Rounding out the television portion of the card, Dan Hardy takes on Anthony Johnson, and former TUF winner Amir Sadollah faces DaMarques Johnson.


In Case You Missed It…

Some big names competed in Poland last week on the KSW 15 show.

In the main event, former UFC fighter James Irvin (who missed weight attempting to cut down to middleweight) was easily submitted by Mamed Khalidov. The fight was competed at a catch weight.

Irvin was replacing Thales Leites, who was replacing Matt Lindland, and was fighting in Poland due to his recent California State Athletic Commission suspension for testing positive for (and I can’t make this up) a bovine steroid.
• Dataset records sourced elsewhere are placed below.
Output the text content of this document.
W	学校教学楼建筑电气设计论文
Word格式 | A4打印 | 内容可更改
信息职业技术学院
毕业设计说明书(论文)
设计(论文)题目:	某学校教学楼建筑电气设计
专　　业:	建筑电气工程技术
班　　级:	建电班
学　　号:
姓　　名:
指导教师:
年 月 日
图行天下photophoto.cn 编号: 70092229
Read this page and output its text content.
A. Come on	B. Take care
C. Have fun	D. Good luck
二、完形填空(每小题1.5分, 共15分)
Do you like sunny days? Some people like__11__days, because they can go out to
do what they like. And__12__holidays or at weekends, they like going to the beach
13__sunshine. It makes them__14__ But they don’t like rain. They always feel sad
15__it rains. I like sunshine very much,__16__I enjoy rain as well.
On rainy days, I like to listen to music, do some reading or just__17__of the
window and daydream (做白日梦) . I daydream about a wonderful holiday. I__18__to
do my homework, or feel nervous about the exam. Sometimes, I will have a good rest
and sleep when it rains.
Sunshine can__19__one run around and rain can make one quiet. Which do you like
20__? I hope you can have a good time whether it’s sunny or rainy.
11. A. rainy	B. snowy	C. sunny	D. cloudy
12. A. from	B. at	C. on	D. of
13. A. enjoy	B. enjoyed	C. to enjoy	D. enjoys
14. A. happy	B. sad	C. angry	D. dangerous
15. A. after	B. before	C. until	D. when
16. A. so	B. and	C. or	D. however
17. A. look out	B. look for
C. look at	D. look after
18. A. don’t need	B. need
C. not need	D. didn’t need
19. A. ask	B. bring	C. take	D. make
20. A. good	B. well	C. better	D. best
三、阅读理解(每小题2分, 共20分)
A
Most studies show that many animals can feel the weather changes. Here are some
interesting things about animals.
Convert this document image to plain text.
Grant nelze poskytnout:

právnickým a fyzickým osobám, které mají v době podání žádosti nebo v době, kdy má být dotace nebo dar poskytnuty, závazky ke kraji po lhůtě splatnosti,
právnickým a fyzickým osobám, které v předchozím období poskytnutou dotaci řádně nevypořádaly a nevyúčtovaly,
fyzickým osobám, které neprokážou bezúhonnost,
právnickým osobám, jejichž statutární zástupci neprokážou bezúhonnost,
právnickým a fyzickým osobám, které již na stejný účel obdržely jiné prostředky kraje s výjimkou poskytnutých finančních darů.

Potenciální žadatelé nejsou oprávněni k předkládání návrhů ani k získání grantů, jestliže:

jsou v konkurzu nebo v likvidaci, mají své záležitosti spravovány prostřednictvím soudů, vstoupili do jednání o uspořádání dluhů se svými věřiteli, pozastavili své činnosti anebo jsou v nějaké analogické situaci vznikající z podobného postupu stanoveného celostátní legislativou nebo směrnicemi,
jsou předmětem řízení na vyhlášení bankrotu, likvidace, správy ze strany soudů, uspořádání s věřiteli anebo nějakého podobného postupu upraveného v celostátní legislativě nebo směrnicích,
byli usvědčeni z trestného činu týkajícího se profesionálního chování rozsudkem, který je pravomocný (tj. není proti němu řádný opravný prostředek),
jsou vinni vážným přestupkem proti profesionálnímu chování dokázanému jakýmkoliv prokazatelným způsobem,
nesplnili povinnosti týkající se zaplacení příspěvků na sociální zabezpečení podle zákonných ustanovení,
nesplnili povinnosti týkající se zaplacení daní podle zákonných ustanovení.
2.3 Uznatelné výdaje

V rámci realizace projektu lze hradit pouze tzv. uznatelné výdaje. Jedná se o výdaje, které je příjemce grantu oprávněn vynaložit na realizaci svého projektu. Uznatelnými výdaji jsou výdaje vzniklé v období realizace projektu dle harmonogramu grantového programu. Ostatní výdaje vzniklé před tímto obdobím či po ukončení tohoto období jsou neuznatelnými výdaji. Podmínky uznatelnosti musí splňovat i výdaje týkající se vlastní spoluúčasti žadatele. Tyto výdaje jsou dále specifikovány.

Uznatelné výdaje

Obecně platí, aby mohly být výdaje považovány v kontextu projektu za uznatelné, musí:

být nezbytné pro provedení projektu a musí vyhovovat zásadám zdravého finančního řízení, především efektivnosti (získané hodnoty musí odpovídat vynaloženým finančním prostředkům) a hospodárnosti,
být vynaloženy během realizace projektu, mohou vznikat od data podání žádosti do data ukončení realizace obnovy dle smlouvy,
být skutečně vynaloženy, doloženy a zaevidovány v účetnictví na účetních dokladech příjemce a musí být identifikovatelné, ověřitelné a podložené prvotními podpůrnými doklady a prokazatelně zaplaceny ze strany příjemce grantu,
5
Yes, cow steroids. The suspension had forced a cancellation of his scheduled main event fight against Houston Alexander for Shark Fights, which led to taking the fight in Poland against Khalidov, whose proposed opponents were dropping like flies.

In the semi-main event, Rameau Thierry Sokoudjou knocked out KSW light heavyweight champion Jan Blachowicz to win the title.

And for those of you keeping up with television ratings in Poland, Around The Cage has you covered. The event drew a scant 1.5 million viewers. Previous KSW shows have topped 6 million.


Coming & Going

UFC has cut Todd Brown. Brown was 0-2 in two UFC contests.

Bellator has signed undefeated heavyweight prospect Blagoi Ivanov. The former sambo champion is 3-0 (including a Sengoku win over Kazuyuki Fujita) and holds a victory over Fedor sambo.

Ken Shamrock & Seth Petruzelli, who you may remember from our lead story this week, will co-headline for World Extreme Fighting on April 22. Petruzelli takes on Dave Mewborn (8-3-1), while Shamrock will face Antony Rea, who is 20-13 with a 2005 win over Cyborg Santos. He also has losses to Rich Franklin, James McDonald, Marvin Eastman, Matt Horwich, Vitor Belfort, Jason Guida, Steve Steinbeiss and James Te Huna, so he is no stranger to big name opponents.